İsrailoğullarına gönderilen peygamberlerden. Nesebinin İlyas bin Yasin bin Ayzar bin Harun olduğu rivayet edilmiş olup, Harun ın neslindendir. Musa ın vefatından sonra, onun dinini devam ettirmek üzere Yuşa , İsrailoğullarına peygamber olarak gönderildi. Yuşa , Eriha şehrini ve diğer Filistin topraklarını fethedip, buraları İsrailoğulları kabileleri arasında paylaştırdı. Bundan sonra, İsrailoğullarından her kabile, kendi başına hareket etmeye başladı. Nihayet Hazkil peygamber olarak gönderildi. Tevratın hükümlerini unutan ve bunlara uymayan İsrailoğullarını uyarmak ve onları Tevratın hükümlerine tabi kılmak için tebliğde bulundu. Hazkil dan sonra da, İsrailoğullarına, İlyas peygamber olarak gönderildi. İsrailoğulları Filistin topraklarını elde edince, kabilelerden biri de Balbekde yerleşti. İlyas Balbekde yerleşen Beni İsrail kabilesine peygamber gönderildi. O zamanda Balbekde hüküm süren zalim bir hükümdar vardı. Bal adını verdiği altından bir put yapmıştı. Halkı bu puta tapmaya zorlardı. Rivayete göre, bulundukları beldenin ismi (Bek) iken bu putun ismi ile birleştirilerek Balbek demişlerdir.

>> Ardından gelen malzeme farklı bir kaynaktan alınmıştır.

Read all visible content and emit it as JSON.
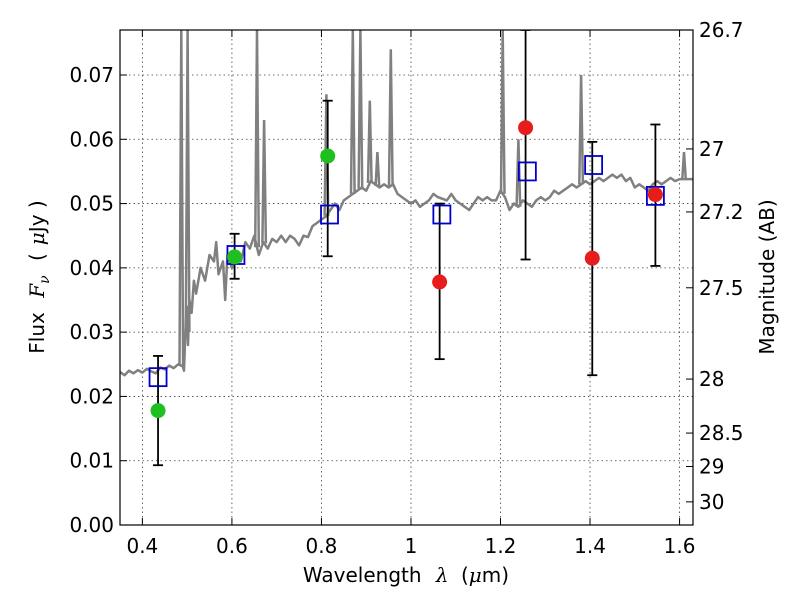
{
  "chart_data": {
    "type": "scatter",
    "xlabel": {
      "prefix": "Wavelength",
      "symbol": "λ",
      "unit_open": "(",
      "unit_mu": "μ",
      "unit_rest": "m)"
    },
    "ylabel": {
      "prefix": "Flux",
      "symbol": "F",
      "subscript": "ν",
      "unit_open": "(",
      "unit_mu": "μ",
      "unit_rest": "Jy )"
    },
    "y2label": "Magnitude (AB)",
    "xlim": [
      0.35,
      1.63
    ],
    "ylim": [
      0.0,
      0.077
    ],
    "xticks": [
      0.4,
      0.6,
      0.8,
      1.0,
      1.2,
      1.4,
      1.6
    ],
    "xtick_labels": [
      "0.4",
      "0.6",
      "0.8",
      "1",
      "1.2",
      "1.4",
      "1.6"
    ],
    "yticks": [
      0.0,
      0.01,
      0.02,
      0.03,
      0.04,
      0.05,
      0.06,
      0.07
    ],
    "ytick_labels": [
      "0.00",
      "0.01",
      "0.02",
      "0.03",
      "0.04",
      "0.05",
      "0.06",
      "0.07"
    ],
    "y2ticks": [
      {
        "label": "26.7",
        "flux": 0.077
      },
      {
        "label": "27",
        "flux": 0.0585
      },
      {
        "label": "27.2",
        "flux": 0.0487
      },
      {
        "label": "27.5",
        "flux": 0.0369
      },
      {
        "label": "28",
        "flux": 0.0227
      },
      {
        "label": "28.5",
        "flux": 0.0143
      },
      {
        "label": "29",
        "flux": 0.0091
      },
      {
        "label": "30",
        "flux": 0.0036
      }
    ],
    "grid": true,
    "colors": {
      "model": "#808080",
      "observed_green": "#1fbf1f",
      "observed_red": "#e81c1c",
      "model_box": "#0000cc",
      "errorbar": "#000000"
    },
    "series": [
      {
        "kind": "model_spectrum",
        "points": [
          [
            0.35,
            0.0238
          ],
          [
            0.36,
            0.0233
          ],
          [
            0.37,
            0.024
          ],
          [
            0.38,
            0.0236
          ],
          [
            0.39,
            0.0241
          ],
          [
            0.4,
            0.0237
          ],
          [
            0.41,
            0.0243
          ],
          [
            0.42,
            0.0239
          ],
          [
            0.43,
            0.0236
          ],
          [
            0.44,
            0.0245
          ],
          [
            0.45,
            0.0242
          ],
          [
            0.46,
            0.0248
          ],
          [
            0.47,
            0.0244
          ],
          [
            0.48,
            0.025
          ],
          [
            0.49,
            0.0247
          ],
          [
            0.493,
            0.024
          ],
          [
            0.496,
            0.03
          ],
          [
            0.499,
            0.034
          ],
          [
            0.502,
            0.028
          ],
          [
            0.505,
            0.035
          ],
          [
            0.51,
            0.033
          ],
          [
            0.515,
            0.038
          ],
          [
            0.52,
            0.036
          ],
          [
            0.53,
            0.04
          ],
          [
            0.54,
            0.038
          ],
          [
            0.55,
            0.042
          ],
          [
            0.56,
            0.041
          ],
          [
            0.565,
            0.044
          ],
          [
            0.57,
            0.039
          ],
          [
            0.58,
            0.041
          ],
          [
            0.585,
            0.035
          ],
          [
            0.59,
            0.042
          ],
          [
            0.6,
            0.04
          ],
          [
            0.61,
            0.042
          ],
          [
            0.62,
            0.041
          ],
          [
            0.63,
            0.044
          ],
          [
            0.64,
            0.043
          ],
          [
            0.65,
            0.045
          ],
          [
            0.66,
            0.042
          ],
          [
            0.67,
            0.044
          ],
          [
            0.68,
            0.043
          ],
          [
            0.69,
            0.0445
          ],
          [
            0.7,
            0.044
          ],
          [
            0.71,
            0.045
          ],
          [
            0.72,
            0.044
          ],
          [
            0.73,
            0.045
          ],
          [
            0.74,
            0.0445
          ],
          [
            0.75,
            0.0435
          ],
          [
            0.76,
            0.045
          ],
          [
            0.77,
            0.0448
          ],
          [
            0.78,
            0.0465
          ],
          [
            0.79,
            0.047
          ],
          [
            0.8,
            0.0475
          ],
          [
            0.81,
            0.048
          ],
          [
            0.82,
            0.049
          ],
          [
            0.83,
            0.05
          ],
          [
            0.84,
            0.049
          ],
          [
            0.85,
            0.0505
          ],
          [
            0.86,
            0.051
          ],
          [
            0.87,
            0.0515
          ],
          [
            0.88,
            0.052
          ],
          [
            0.89,
            0.0525
          ],
          [
            0.9,
            0.052
          ],
          [
            0.91,
            0.0535
          ],
          [
            0.92,
            0.053
          ],
          [
            0.93,
            0.0525
          ],
          [
            0.94,
            0.053
          ],
          [
            0.95,
            0.0525
          ],
          [
            0.96,
            0.053
          ],
          [
            0.97,
            0.0515
          ],
          [
            0.98,
            0.051
          ],
          [
            0.99,
            0.0505
          ],
          [
            1.0,
            0.05
          ],
          [
            1.01,
            0.0505
          ],
          [
            1.02,
            0.0495
          ],
          [
            1.03,
            0.05
          ],
          [
            1.04,
            0.0505
          ],
          [
            1.05,
            0.0515
          ],
          [
            1.06,
            0.051
          ],
          [
            1.08,
            0.0505
          ],
          [
            1.09,
            0.0515
          ],
          [
            1.1,
            0.0505
          ],
          [
            1.11,
            0.05
          ],
          [
            1.12,
            0.0495
          ],
          [
            1.13,
            0.049
          ],
          [
            1.14,
            0.05
          ],
          [
            1.15,
            0.051
          ],
          [
            1.16,
            0.0505
          ],
          [
            1.17,
            0.051
          ],
          [
            1.18,
            0.0505
          ],
          [
            1.19,
            0.0505
          ],
          [
            1.2,
            0.052
          ],
          [
            1.21,
            0.051
          ],
          [
            1.22,
            0.049
          ],
          [
            1.23,
            0.05
          ],
          [
            1.24,
            0.0495
          ],
          [
            1.25,
            0.0505
          ],
          [
            1.26,
            0.05
          ],
          [
            1.27,
            0.0495
          ],
          [
            1.28,
            0.0505
          ],
          [
            1.29,
            0.051
          ],
          [
            1.3,
            0.0505
          ],
          [
            1.31,
            0.051
          ],
          [
            1.32,
            0.052
          ],
          [
            1.33,
            0.0515
          ],
          [
            1.34,
            0.052
          ],
          [
            1.35,
            0.0525
          ],
          [
            1.36,
            0.053
          ],
          [
            1.37,
            0.0525
          ],
          [
            1.38,
            0.053
          ],
          [
            1.39,
            0.0535
          ],
          [
            1.4,
            0.053
          ],
          [
            1.41,
            0.0535
          ],
          [
            1.42,
            0.054
          ],
          [
            1.43,
            0.0535
          ],
          [
            1.44,
            0.054
          ],
          [
            1.45,
            0.0545
          ],
          [
            1.46,
            0.054
          ],
          [
            1.47,
            0.0545
          ],
          [
            1.48,
            0.0535
          ],
          [
            1.49,
            0.054
          ],
          [
            1.5,
            0.0525
          ],
          [
            1.51,
            0.053
          ],
          [
            1.52,
            0.0525
          ],
          [
            1.53,
            0.052
          ],
          [
            1.54,
            0.053
          ],
          [
            1.55,
            0.0535
          ],
          [
            1.56,
            0.053
          ],
          [
            1.57,
            0.0535
          ],
          [
            1.58,
            0.054
          ],
          [
            1.59,
            0.0535
          ],
          [
            1.6,
            0.0538
          ],
          [
            1.62,
            0.0538
          ],
          [
            1.63,
            0.0538
          ]
        ],
        "emission_lines": [
          {
            "x": 0.487,
            "peak": 0.077
          },
          {
            "x": 0.501,
            "peak": 0.077
          },
          {
            "x": 0.656,
            "peak": 0.077
          },
          {
            "x": 0.672,
            "peak": 0.063
          },
          {
            "x": 0.811,
            "peak": 0.067
          },
          {
            "x": 0.87,
            "peak": 0.077
          },
          {
            "x": 0.887,
            "peak": 0.077
          },
          {
            "x": 0.908,
            "peak": 0.066
          },
          {
            "x": 0.925,
            "peak": 0.058
          },
          {
            "x": 0.955,
            "peak": 0.074
          },
          {
            "x": 1.205,
            "peak": 0.077
          },
          {
            "x": 1.24,
            "peak": 0.06
          },
          {
            "x": 1.38,
            "peak": 0.07
          },
          {
            "x": 1.61,
            "peak": 0.058
          }
        ]
      },
      {
        "kind": "observed",
        "points": [
          {
            "x": 0.435,
            "y": 0.0178,
            "err_lo": 0.0093,
            "err_hi": 0.0263,
            "color": "green"
          },
          {
            "x": 0.606,
            "y": 0.0417,
            "err_lo": 0.0383,
            "err_hi": 0.0453,
            "color": "green"
          },
          {
            "x": 0.814,
            "y": 0.0574,
            "err_lo": 0.0418,
            "err_hi": 0.066,
            "color": "green"
          },
          {
            "x": 1.064,
            "y": 0.0378,
            "err_lo": 0.0258,
            "err_hi": 0.05,
            "color": "red"
          },
          {
            "x": 1.256,
            "y": 0.0618,
            "err_lo": 0.0413,
            "err_hi": 0.077,
            "color": "red"
          },
          {
            "x": 1.405,
            "y": 0.0415,
            "err_lo": 0.0233,
            "err_hi": 0.0596,
            "color": "red"
          },
          {
            "x": 1.546,
            "y": 0.0514,
            "err_lo": 0.0403,
            "err_hi": 0.0623,
            "color": "red"
          }
        ]
      },
      {
        "kind": "model_photometry",
        "points": [
          [
            0.435,
            0.023
          ],
          [
            0.609,
            0.042
          ],
          [
            0.818,
            0.0483
          ],
          [
            1.069,
            0.0483
          ],
          [
            1.26,
            0.055
          ],
          [
            1.408,
            0.056
          ],
          [
            1.546,
            0.0512
          ]
        ]
      }
    ]
  }
}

Balbekde yaşayanlar, altından yaptıkları sekiz-on metre büyüklüğündeki puta tapıyorlardı. İlyas bunlara; “Bal putuna tapmaktan vazgeçiniz ve her şeyin yaratıcısı olan Allaha iman ve ibadet ediniz” diyerek nasihat etti. Fakat insanlar bu nasihatlerine uymadılar. Onları Allahın azabı ile korkuttu ise de, dinlemeyip, İlyas ı beldelerinden çıkardılar. İsyanları sebebiyle Allah memleketlerinden bereketi kaldırdı. Yağmurlar yağmaz oldu ve kıtlık başladı. Hayvanları susuzluktan kırıldı. Başlarına çeşitli musibet ve belalar geldi.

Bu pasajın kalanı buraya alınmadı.